At KubeCon, we were again a Diamond Sponsor of the packed EDGE DAY colocated event, where we announced our SENA framework with Intel, and had our customer Tevel present to a packed hall about its autonomous flying robots, which use AI/ML on Kubernetes to pick fruit:
What we love about edge is that these use cases are so diverse, and every one has complexities that challenge engineers: airgap environments, unique security risks, hardware limitations, remote locations. And, of course, they’re mission critical. So we were again surprised that so few vendors on the show floor were truly focused on edge.
My personal highlights
If you didn’t get a chance to attend, or if you’re on your journey home and kicking yourself for missing sessions, the CNCF uploads all the recordings to its YouTube channel. Aside from Spectro Cloud’s own sessions, I’d highly recommend you check out the following half a dozen presentations:
- Kelsey Hightower on ‘From community to customers’
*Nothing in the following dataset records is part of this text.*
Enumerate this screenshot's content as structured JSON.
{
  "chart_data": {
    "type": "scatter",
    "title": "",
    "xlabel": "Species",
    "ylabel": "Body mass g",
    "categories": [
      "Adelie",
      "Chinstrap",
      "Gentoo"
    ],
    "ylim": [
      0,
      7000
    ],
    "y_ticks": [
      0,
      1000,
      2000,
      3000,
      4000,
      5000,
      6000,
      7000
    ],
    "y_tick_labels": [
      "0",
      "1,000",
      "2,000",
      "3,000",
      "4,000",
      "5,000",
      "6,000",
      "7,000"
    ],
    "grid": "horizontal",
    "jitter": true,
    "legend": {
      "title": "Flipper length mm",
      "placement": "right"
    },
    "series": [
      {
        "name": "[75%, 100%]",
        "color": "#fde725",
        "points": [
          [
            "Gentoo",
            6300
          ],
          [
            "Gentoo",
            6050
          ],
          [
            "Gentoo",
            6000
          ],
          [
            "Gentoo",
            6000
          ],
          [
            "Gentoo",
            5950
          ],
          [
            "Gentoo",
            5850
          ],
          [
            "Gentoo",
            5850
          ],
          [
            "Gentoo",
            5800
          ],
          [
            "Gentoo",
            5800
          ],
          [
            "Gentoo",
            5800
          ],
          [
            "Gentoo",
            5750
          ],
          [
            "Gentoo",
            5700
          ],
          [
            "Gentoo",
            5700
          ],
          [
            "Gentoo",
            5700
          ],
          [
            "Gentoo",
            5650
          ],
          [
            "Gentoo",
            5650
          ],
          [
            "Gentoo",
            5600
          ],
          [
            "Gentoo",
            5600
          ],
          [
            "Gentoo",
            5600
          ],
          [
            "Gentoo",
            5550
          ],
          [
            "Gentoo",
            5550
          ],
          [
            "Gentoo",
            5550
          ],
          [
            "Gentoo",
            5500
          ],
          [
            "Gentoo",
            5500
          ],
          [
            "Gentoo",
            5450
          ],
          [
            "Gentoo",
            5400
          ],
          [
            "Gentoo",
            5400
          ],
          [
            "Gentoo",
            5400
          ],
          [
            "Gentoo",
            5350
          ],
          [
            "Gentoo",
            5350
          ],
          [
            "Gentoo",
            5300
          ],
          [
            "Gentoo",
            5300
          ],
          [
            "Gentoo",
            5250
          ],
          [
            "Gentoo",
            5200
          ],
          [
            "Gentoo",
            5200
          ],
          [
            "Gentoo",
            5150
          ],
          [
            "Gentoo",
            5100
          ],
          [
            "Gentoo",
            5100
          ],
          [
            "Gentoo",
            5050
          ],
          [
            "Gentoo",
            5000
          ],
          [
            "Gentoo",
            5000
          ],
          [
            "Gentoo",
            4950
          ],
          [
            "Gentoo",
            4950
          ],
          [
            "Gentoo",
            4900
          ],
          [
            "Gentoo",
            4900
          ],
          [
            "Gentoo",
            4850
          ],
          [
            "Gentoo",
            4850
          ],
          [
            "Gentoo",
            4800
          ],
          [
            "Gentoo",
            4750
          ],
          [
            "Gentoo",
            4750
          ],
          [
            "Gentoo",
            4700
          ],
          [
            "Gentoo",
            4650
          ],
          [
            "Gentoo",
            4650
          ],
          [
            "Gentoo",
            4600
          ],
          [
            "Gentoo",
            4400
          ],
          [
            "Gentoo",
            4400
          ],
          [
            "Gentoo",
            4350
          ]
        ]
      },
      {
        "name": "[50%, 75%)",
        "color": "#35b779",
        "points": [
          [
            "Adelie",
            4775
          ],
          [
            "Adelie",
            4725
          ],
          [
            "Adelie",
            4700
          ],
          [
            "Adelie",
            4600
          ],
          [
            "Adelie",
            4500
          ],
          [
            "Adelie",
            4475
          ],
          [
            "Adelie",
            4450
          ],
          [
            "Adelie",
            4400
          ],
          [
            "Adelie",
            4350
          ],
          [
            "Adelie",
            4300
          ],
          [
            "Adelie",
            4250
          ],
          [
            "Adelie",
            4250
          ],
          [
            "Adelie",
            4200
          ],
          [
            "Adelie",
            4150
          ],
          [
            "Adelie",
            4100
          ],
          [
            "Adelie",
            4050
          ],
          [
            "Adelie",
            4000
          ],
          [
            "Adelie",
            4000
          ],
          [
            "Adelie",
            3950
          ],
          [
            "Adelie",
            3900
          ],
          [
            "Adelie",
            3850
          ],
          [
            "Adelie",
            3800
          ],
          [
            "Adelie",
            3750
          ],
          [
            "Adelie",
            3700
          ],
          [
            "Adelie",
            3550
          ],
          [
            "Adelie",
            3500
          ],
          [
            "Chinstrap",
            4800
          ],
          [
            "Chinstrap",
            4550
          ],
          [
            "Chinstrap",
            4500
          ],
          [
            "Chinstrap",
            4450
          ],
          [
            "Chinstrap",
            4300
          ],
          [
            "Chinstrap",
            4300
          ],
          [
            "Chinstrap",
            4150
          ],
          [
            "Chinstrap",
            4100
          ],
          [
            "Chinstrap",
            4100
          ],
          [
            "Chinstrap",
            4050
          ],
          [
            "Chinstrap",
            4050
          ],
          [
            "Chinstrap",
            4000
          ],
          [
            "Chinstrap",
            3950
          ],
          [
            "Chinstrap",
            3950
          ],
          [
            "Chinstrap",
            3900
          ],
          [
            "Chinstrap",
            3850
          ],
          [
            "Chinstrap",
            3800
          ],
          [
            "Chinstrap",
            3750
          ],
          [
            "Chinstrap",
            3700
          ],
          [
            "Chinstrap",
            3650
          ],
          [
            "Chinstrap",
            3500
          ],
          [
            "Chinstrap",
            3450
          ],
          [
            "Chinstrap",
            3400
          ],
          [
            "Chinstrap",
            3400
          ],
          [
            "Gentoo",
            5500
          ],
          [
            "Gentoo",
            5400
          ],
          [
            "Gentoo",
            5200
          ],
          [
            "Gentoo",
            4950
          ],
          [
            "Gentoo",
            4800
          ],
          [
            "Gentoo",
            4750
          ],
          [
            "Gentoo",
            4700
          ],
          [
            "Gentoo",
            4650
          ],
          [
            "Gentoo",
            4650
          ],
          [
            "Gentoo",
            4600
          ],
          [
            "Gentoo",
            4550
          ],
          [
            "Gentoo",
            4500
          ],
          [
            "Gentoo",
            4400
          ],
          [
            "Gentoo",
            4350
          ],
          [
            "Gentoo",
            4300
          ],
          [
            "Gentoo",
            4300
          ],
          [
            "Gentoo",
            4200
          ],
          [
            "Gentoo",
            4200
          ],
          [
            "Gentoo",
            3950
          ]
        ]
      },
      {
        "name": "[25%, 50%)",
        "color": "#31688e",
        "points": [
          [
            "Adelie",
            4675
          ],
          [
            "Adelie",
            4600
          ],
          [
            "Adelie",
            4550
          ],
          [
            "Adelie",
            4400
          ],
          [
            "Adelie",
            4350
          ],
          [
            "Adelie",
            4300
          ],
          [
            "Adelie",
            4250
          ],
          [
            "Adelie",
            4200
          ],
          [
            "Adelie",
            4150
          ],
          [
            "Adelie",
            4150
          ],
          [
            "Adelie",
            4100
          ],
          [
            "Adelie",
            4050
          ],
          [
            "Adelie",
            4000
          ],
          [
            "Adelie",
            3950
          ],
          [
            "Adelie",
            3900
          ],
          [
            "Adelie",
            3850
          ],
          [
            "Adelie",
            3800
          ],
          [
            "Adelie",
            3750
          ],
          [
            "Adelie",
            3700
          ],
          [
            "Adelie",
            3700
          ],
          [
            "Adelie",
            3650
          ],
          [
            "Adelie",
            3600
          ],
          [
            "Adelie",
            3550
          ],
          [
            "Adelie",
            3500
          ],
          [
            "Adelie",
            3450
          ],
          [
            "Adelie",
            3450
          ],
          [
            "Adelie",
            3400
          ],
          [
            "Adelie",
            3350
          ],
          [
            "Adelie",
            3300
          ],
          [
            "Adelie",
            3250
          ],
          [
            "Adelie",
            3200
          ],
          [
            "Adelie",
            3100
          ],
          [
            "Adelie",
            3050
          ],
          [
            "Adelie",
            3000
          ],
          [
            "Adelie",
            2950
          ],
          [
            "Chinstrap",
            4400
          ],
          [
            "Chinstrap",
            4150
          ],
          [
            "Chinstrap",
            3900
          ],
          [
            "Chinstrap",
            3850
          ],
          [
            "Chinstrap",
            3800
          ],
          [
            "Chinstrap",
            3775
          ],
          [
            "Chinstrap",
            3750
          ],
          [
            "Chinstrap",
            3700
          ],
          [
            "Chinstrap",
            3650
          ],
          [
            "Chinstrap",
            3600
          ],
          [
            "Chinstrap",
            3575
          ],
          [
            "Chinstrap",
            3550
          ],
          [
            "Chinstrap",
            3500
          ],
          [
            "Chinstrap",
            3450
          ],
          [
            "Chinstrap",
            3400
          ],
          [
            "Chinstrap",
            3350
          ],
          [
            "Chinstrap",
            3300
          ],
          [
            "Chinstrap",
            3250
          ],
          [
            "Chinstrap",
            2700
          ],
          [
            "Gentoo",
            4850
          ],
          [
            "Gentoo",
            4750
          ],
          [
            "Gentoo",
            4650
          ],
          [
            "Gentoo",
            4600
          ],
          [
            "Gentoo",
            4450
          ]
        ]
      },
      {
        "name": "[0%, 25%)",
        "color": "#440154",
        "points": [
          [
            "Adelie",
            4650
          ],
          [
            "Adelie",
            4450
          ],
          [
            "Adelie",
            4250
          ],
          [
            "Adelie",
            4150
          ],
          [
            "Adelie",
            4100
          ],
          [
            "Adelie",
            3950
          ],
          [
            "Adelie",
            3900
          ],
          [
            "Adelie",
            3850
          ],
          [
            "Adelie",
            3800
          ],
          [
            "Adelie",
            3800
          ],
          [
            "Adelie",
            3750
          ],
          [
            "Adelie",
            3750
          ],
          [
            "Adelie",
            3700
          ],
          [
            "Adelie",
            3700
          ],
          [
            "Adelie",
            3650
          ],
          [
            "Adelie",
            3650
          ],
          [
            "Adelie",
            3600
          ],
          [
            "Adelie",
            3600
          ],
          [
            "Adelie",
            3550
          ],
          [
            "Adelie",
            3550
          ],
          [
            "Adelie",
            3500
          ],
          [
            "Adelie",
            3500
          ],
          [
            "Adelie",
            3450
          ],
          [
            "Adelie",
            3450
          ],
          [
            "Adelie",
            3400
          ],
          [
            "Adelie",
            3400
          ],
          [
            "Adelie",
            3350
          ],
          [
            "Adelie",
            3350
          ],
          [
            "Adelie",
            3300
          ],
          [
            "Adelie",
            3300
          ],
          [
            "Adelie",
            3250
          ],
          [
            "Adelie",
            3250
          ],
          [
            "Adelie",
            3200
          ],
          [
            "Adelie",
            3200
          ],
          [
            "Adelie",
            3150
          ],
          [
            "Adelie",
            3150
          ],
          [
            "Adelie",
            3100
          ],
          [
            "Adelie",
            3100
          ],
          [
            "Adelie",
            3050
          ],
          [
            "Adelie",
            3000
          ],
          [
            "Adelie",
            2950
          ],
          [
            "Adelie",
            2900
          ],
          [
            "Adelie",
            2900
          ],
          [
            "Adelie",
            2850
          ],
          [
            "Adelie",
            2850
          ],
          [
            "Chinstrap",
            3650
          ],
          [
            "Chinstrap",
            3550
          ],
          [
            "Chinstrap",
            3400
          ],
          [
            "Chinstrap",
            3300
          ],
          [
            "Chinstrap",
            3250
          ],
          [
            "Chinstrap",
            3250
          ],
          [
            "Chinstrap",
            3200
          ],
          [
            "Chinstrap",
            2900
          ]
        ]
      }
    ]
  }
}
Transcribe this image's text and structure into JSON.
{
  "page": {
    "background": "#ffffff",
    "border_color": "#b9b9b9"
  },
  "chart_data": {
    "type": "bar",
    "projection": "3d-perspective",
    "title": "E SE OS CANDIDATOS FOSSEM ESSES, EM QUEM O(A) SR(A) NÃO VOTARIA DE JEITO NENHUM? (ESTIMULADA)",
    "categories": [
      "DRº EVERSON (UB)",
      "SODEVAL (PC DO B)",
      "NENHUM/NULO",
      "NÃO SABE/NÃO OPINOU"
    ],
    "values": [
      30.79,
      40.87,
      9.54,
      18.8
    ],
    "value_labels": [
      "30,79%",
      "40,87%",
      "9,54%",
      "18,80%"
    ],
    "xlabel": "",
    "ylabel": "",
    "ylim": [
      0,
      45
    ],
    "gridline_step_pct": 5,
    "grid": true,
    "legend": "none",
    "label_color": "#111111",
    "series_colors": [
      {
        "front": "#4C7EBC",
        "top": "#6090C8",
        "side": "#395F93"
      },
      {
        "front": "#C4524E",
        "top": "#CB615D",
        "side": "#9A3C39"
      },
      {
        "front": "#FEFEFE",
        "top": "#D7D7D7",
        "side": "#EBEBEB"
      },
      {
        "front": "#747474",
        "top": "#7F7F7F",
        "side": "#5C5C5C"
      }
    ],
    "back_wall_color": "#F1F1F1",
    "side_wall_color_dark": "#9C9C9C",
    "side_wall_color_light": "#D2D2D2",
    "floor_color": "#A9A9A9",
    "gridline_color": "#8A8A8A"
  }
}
- CERN on the nightmare scenario, ‘The day we deleted production’!
- Adnan from ING on why ‘Resistance is futile’
- An informative talk from Thomas Graf of Isovalent on troubleshooting K8s networking, ‘Surviving day 2’
- A growth area for sure from Christophe at Nutanix, on ‘Airgap in a cloud native world’
- An irresistible topic from ControlPlane: ‘Hacking and defending K8s clusters: we’ll do it LIVE!!!’
One thing you won’t get from the replays is all the true community and social activities organized at the event, everything from chair massages to early-morning group runs and creative things like painting. A lot of effort goes into making KubeCon welcoming and accessible — I even saw people bringing their kids along. Truly the next generation of cloud native!
See you in Paris?!
Today my feet are sore, my back hurts, but I’m smiling from all the great conversations and I have a ton of new ideas swirling in my head. Time to look ahead!
Here in Europe, I’m proud to say that the next KubeCon Europe will be in my home country, France. I hope to see many of you in Paris! So save the date: 19–22 March, 2024.
And if you can’t wait that long, me and the Spectro Cloud team will be popping up at all kinds of community events in the months to come. Say hello if you see us.